With high home prices and
increasing home mortgage rates, is it better to wait to buy and hope that home prices will fall, or buy
now because mortgage rates are still low and but are predicted to go up. There are some unknowns – will prices
continue to go up because of low inventory and high demand or have prices
peaked and will they begin to soften over the winter and into 2019 when the new
tax changes hit middle and upper income New Yorkers’ pockets.
Depending on which scenario you buy into, it appears that buying now may be a better strategy than waiting, because the mortgage rate increase over time would amount to paying higher dollars overall in interest than you would save even if there was a decline in prices.

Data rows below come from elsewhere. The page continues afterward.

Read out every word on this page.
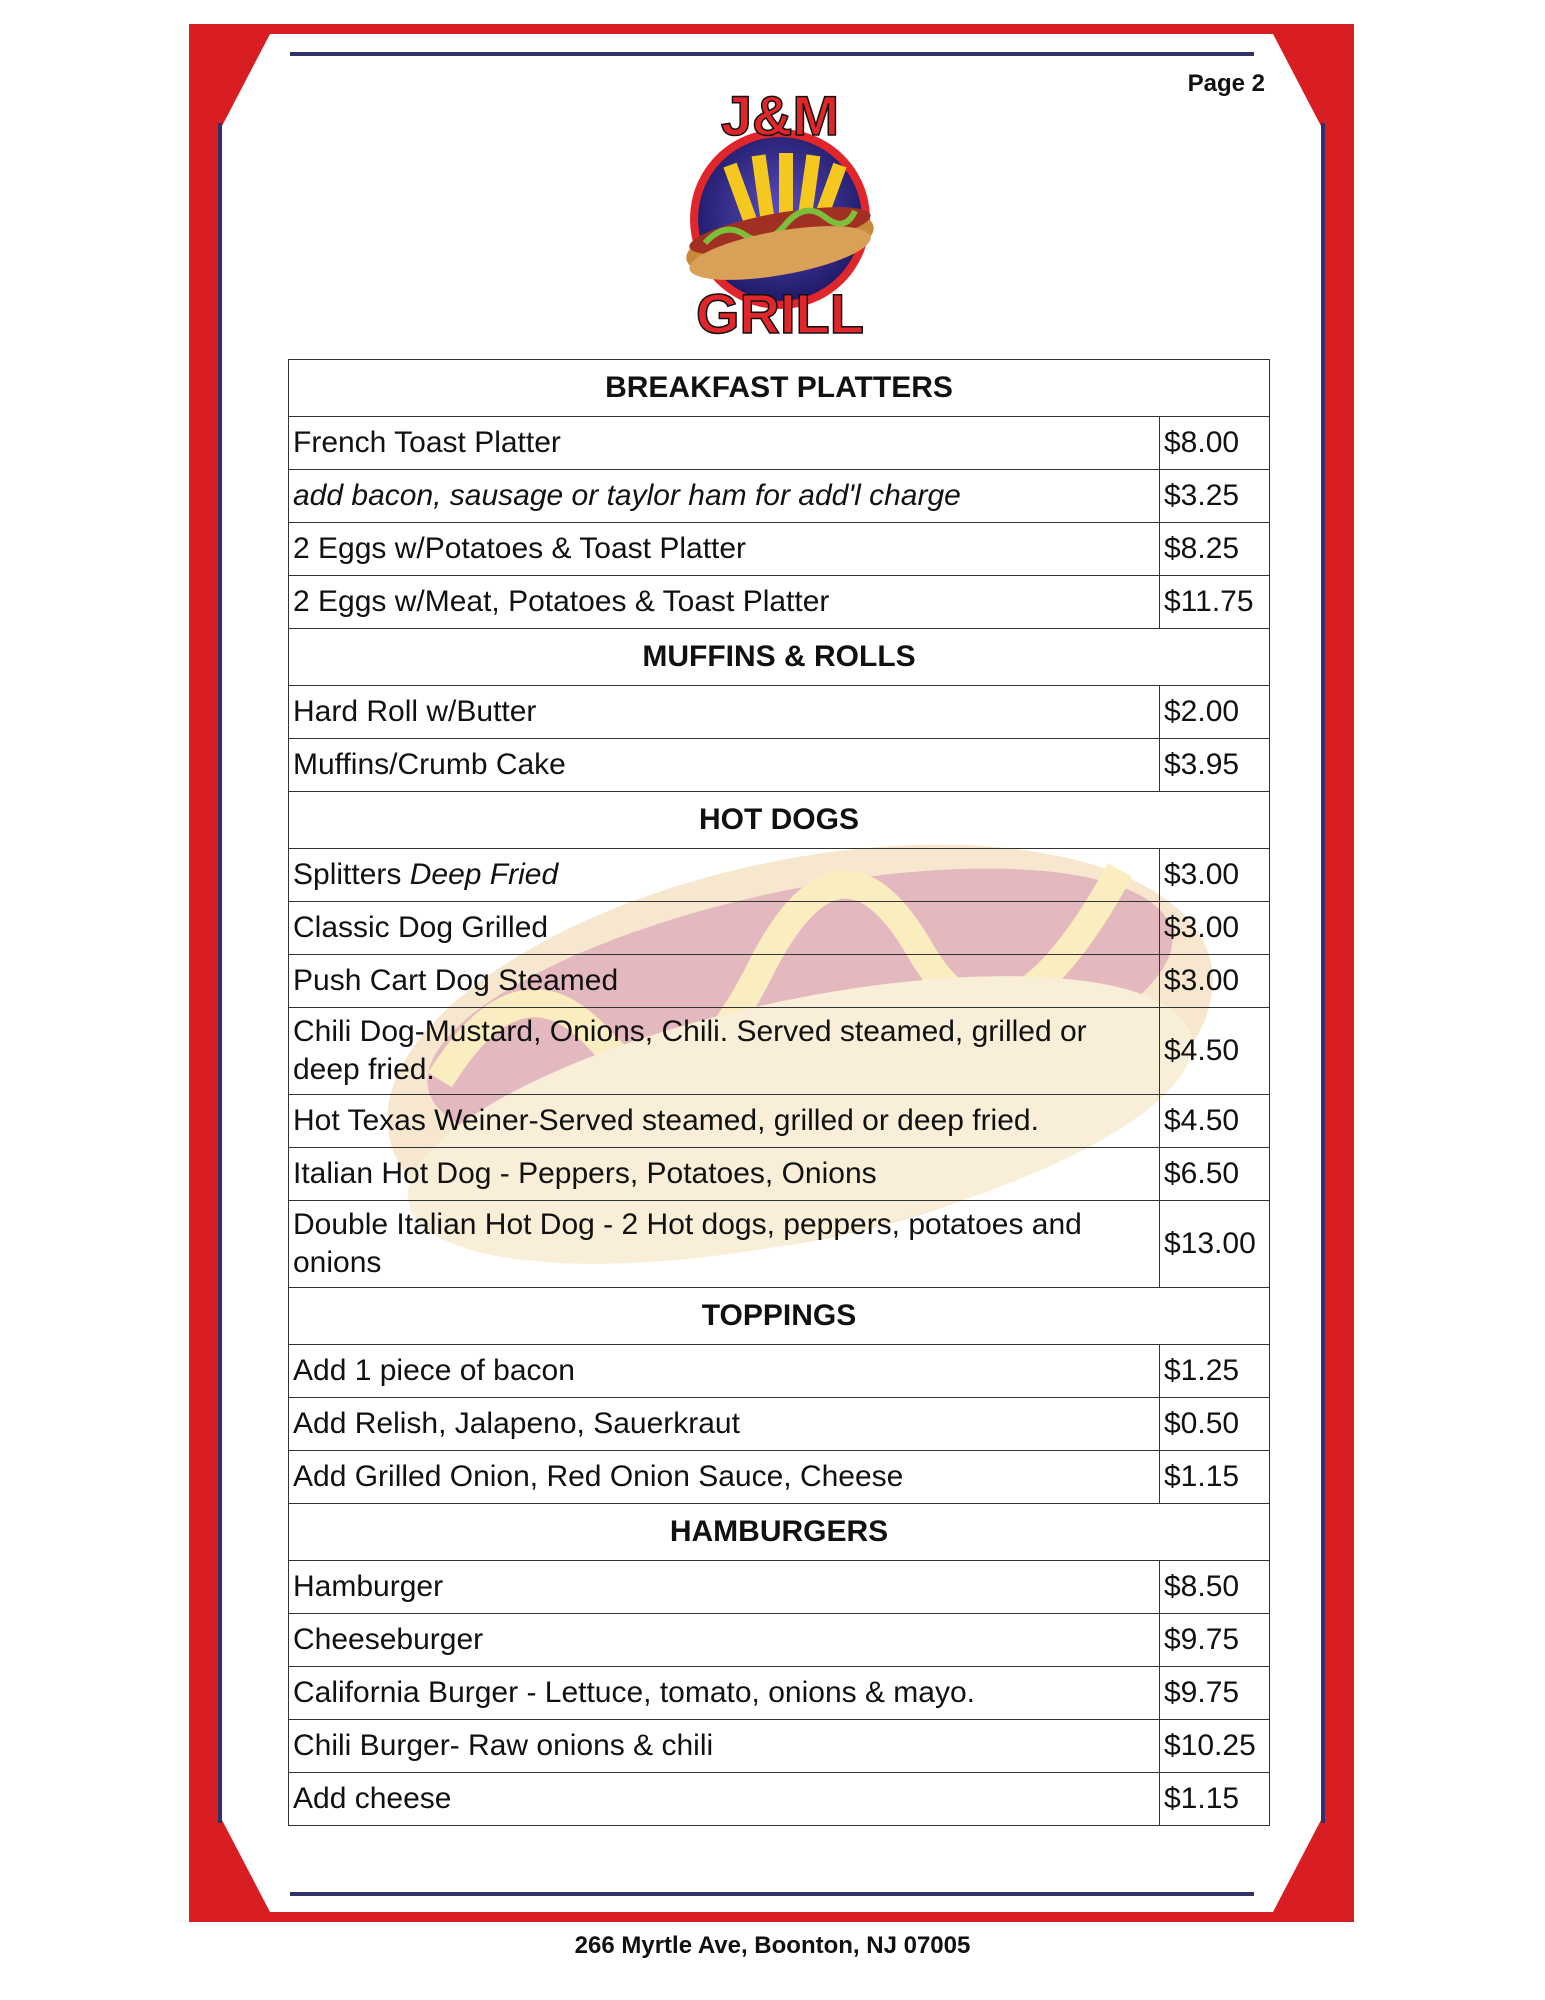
Page 2
J&M
GRILL
BREAKFAST PLATTERS	
French Toast Platter	$8.00
add bacon, sausage or taylor ham for add'l charge	$3.25
2 Eggs w/Potatoes & Toast Platter	$8.25
2 Eggs w/Meat, Potatoes & Toast Platter	$11.75
MUFFINS & ROLLS	
Hard Roll w/Butter	$2.00
Muffins/Crumb Cake	$3.95
HOT DOGS	
Splitters Deep Fried	$3.00
Classic Dog Grilled	$3.00
Push Cart Dog Steamed	$3.00
Chili Dog-Mustard, Onions, Chili. Served steamed, grilled or deep fried.	$4.50
Hot Texas Weiner-Served steamed, grilled or deep fried.	$4.50
Italian Hot Dog - Peppers, Potatoes, Onions	$6.50
Double Italian Hot Dog - 2 Hot dogs, peppers, potatoes and onions	$13.00
TOPPINGS	
Add 1 piece of bacon	$1.25
Add Relish, Jalapeno, Sauerkraut	$0.50
Add Grilled Onion, Red Onion Sauce, Cheese	$1.15
HAMBURGERS	
Hamburger	$8.50
Cheeseburger	$9.75
California Burger - Lettuce, tomato, onions & mayo.	$9.75
Chili Burger- Raw onions & chili	$10.25
Add cheese	$1.15
266 Myrtle Ave, Boonton, NJ 07005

An example with a set of assumptions makes it easier to see. For the statisticians among my readers, I’m keeping this simple.
Assumption: Purchase a home for $500,000 with a $400,000 30-year fixed rate mortgage at 4.5% today(current rates) versus purchasing a home next year with a 5% price increase and a 5% mortgage interest rate (predicted rate increase.)
The monthly payment is $2,027 at 4.5% on $500,000 purchase with 20% down, versus $2,255 at 5% on $525,000 or $228 more each month. The total interest you would pay for the 4.5% loan is $329,600 and for the 5% loan $391,680 - $62,080 more interest over the 30-years, plus $25,000 more in purchase price. If prices drop 5%, the interest paid would still be $25,000 more over the life of the loan.
Without a crystal ball, we don’t know exactly what rates will be next year, but they certainly will not be lower. We don’t know what prices will be next year, they may continue to rise, a likely scenario, but perhaps modestly. One thing is clear - rising interest rates will impact your overall cost the longer you wait to buy.